Amir ElSaffar, a Chicago-born jazz trumpeter and composer, incorporates Iraqi musical traditions in his 17-piece Rivers of Sound orchestra.
In this edition of The Checkout, we delve deep into the maqam, a system of melodic modes in Arabic music that produces exotic layers of sound and dense microtonal harmonies. ElSaffar combines these Iraqi traditions with his love of jazz in creating a stream of music that Western audiences aren’t accustomed to hearing. “Arabic music and jazz is not a very well explored territory,” he says. “There’s not a lot out there that’s holding up both ends of the conversation.”
In our conversation, ElSaffar made a point of connecting the maqam to one of his early trumpet influences, Miles Davis: “When I listen to ‘So What’ now, I hear it as a maqam, I don’t hear it as a mode. There’s one section of Not Two, the Rivers of Sound recording, that has the ‘So What’ modulation.”
Amir ElSaffar’s recording Not Two (New Amsterdam)CREDIT COURTESY OF ARTIST
ElSaffar works with musicians from East and West to achieve his unique compositional agenda. His Rivers of Sound ensemble features standard jazz instrumentation: saxophones, drums, bass and guitar. But it also highlights the sounds of oud, jowza, buzuq, mridangam — and santur, a Persian stringed hammered dulcimer, played by ElSaffar himself. He also employs western classical instruments such as violin, cello, oboe, and English horn to execute his wildly dynamic vision.

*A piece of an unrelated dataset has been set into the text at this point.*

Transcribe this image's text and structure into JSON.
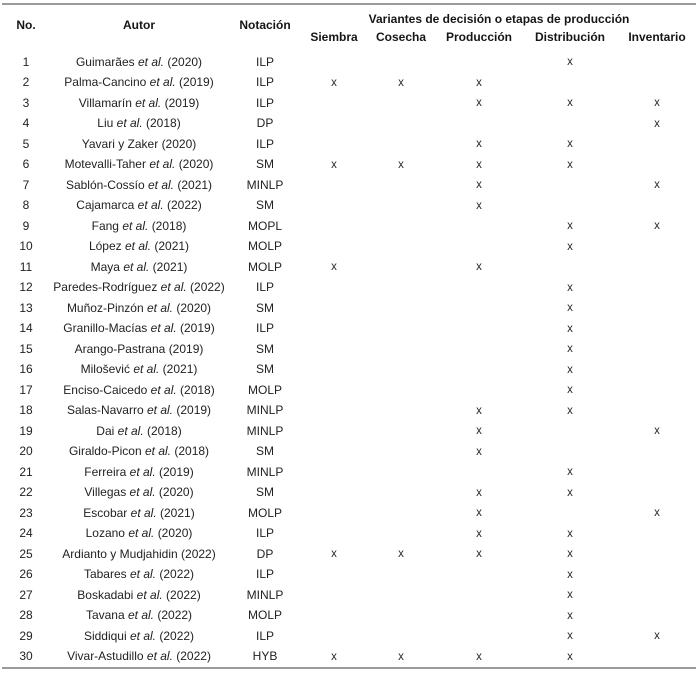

The result is an exhilarating wash of sound, layers upon layers, meant to induce a phenomena commonly known in maqam as tarab, a sense of having an out-of-body experience. “Maqam music itself is very embodied, in the microtones, in the modality, in the stability of the tonic,” says ElSaffar. “There is something as you listen longer and longer, and you get deeper into it. It’s something immersive.”